Die Version des Projekts 86Box 5.2 wurde vorgestellt, das einen Emulator für Systeme auf Basis der x86-Architektur entwickelt, mit dem alte Betriebssysteme und Anwendungen gestartet werden können, einschließlich derjenigen, die in den frühen 1980er Jahren auf IBM PC 5150 und IBM PS/2 verwendet wurden. Es wird eine präzise Low-Level-Emulation von Systemen unterstützt, die von 8086-Prozessoren bis hin zu Intel Celeron Mendocino reicht. Der Code des Projekts ist in C geschrieben und wird unter der GPLv2-Lizenz vertrieben.
Zur Steuerung ist eine grafische Benutzeroberfläche mit Anpassungsmöglichkeiten verfügbar. virtuelle MaschinenDie Emulation verschiedener Peripheriegeräte wird unterstützt, darunter Grafikkarten, Soundkarten, Netzwerkkarten und Festplattencontroller. Zu den unterstützten Betriebssystemen gehören: MS-DOS, Windows 3.11/95, OS/2, verschiedene Linux-Distributionen, BeOS, NEXTSTEP und andere alte Betriebssysteme.

In der neuen Version:
- Der Emulator des Diskettenlaufwerks bietet authentische Geräusche, die während der Arbeit mit einer Diskette erzeugt werden, wie das Drehen des Spindels und das Geräusch der Kopfbewegungen. Die Aktivierung des Tons erfolgt in den Einstellungen durch Auswahl des Gerätetyps (eine separate Simulation des Tons von 3,5- und 5,25-Zoll-Diskettenlaufwerken ist möglich).

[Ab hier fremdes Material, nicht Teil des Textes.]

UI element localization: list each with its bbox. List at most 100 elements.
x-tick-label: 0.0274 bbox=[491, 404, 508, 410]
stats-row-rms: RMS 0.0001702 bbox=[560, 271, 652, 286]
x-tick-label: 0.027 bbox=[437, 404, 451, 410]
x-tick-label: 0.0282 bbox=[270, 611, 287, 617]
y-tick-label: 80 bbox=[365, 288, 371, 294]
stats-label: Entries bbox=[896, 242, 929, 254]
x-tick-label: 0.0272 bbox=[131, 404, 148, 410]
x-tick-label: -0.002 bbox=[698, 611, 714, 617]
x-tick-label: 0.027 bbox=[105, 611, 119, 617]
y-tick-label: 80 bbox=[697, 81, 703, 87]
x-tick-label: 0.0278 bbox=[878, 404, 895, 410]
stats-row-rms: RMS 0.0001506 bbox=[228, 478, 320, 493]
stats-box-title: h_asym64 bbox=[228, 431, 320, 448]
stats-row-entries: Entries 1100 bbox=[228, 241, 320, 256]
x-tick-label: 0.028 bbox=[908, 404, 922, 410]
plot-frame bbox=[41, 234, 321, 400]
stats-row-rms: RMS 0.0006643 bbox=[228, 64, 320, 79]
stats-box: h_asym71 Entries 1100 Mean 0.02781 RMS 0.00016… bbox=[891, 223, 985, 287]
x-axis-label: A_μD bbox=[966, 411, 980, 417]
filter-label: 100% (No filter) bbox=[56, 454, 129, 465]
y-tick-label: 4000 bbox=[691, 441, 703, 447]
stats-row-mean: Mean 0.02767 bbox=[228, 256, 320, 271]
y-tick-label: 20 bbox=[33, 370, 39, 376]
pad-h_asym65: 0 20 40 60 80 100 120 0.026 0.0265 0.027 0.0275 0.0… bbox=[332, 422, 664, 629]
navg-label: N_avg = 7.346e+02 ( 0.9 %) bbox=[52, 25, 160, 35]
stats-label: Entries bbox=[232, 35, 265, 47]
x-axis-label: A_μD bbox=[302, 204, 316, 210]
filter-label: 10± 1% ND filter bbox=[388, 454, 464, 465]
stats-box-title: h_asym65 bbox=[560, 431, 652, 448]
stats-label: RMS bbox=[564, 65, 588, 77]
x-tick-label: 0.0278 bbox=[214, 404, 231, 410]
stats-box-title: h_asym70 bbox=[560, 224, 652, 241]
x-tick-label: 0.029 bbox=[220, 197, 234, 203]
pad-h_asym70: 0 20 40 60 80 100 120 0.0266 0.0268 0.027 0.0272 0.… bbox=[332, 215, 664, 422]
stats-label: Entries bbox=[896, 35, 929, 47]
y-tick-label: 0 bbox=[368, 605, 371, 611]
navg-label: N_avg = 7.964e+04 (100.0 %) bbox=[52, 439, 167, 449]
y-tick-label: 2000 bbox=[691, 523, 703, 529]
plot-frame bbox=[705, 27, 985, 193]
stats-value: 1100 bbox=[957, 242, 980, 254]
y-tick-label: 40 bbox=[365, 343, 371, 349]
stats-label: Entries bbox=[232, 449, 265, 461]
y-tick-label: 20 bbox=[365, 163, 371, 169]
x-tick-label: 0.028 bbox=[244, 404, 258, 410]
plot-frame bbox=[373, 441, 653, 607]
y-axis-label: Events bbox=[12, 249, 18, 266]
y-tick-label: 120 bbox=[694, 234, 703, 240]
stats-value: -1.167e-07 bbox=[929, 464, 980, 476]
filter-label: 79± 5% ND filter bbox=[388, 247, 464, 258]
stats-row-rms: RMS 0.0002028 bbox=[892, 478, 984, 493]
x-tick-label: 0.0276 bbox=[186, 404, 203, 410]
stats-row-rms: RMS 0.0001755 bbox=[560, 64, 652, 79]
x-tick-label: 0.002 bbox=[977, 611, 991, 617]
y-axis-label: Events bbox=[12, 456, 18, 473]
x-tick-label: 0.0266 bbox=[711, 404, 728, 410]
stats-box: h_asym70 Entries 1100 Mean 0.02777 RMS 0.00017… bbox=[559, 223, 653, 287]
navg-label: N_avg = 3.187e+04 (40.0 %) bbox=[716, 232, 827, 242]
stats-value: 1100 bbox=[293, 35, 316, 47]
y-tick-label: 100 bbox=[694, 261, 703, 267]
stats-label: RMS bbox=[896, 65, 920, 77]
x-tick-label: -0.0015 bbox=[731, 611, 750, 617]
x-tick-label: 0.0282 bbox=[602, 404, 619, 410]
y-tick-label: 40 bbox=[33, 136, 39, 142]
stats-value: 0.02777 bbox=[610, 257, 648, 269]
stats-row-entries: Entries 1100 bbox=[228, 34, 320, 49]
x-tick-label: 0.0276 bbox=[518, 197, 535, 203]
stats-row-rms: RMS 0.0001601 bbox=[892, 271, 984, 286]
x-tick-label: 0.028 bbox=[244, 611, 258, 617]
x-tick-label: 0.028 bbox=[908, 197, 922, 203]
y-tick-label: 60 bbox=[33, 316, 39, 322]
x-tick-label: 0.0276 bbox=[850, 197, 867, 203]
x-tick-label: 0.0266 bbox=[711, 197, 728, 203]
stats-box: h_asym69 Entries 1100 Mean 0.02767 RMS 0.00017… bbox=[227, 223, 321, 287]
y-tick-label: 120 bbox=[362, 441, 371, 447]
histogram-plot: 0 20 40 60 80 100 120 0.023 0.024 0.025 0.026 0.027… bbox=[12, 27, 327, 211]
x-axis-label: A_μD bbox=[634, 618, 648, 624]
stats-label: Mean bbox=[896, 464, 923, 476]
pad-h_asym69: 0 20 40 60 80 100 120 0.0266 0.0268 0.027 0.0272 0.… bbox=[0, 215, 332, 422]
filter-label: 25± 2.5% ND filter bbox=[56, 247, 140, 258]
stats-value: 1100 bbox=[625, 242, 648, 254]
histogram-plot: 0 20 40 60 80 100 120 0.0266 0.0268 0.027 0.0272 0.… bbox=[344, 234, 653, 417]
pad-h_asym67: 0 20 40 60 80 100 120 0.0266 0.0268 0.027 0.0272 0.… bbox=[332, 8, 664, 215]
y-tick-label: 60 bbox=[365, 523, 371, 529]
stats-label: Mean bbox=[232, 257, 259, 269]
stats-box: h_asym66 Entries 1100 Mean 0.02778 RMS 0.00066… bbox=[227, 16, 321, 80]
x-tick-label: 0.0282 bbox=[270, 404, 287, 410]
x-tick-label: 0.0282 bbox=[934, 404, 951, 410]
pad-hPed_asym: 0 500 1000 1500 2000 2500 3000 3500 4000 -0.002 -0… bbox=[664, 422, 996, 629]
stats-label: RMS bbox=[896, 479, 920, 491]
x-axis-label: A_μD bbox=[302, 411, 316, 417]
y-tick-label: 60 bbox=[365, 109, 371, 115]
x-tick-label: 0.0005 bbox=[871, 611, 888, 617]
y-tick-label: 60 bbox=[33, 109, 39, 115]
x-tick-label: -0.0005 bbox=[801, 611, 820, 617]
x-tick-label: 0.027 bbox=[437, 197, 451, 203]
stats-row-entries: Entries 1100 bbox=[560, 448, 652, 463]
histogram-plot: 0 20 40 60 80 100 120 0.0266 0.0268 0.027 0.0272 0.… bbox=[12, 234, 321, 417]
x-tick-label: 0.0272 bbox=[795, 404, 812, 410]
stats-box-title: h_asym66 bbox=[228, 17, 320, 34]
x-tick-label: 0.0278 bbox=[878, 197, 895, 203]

- Die Unterstützung für verschiedene Typen und Modelle von Joysticks wurde hinzugefügt, darunter Gravis PC GamePad, CH Flightstick, CH Virtual Pilot, CH Virtual Pilot Pro, CH Pedals Pro und Thrustmaster Formula T1/T2.
- In den Einstellungen wurde die Benutzeroberfläche zur Navigation durch die Liste der emulierten Computer überarbeitet. Es gibt die Möglichkeit, das Gerät nach Namen oder Chipsatz zu suchen.
- Neue BIOS-Optionen für verschiedene emulierte Computer wurden hinzugefügt.
- Die vollständige Unterstützung für die Kompilierung von 86Box auf 32-Bit-x86- und ARM32-Systemen wurde eingestellt.
- Die Startzeit des Emulators wurde durch Optimierung des ROM-Scannens verkürzt.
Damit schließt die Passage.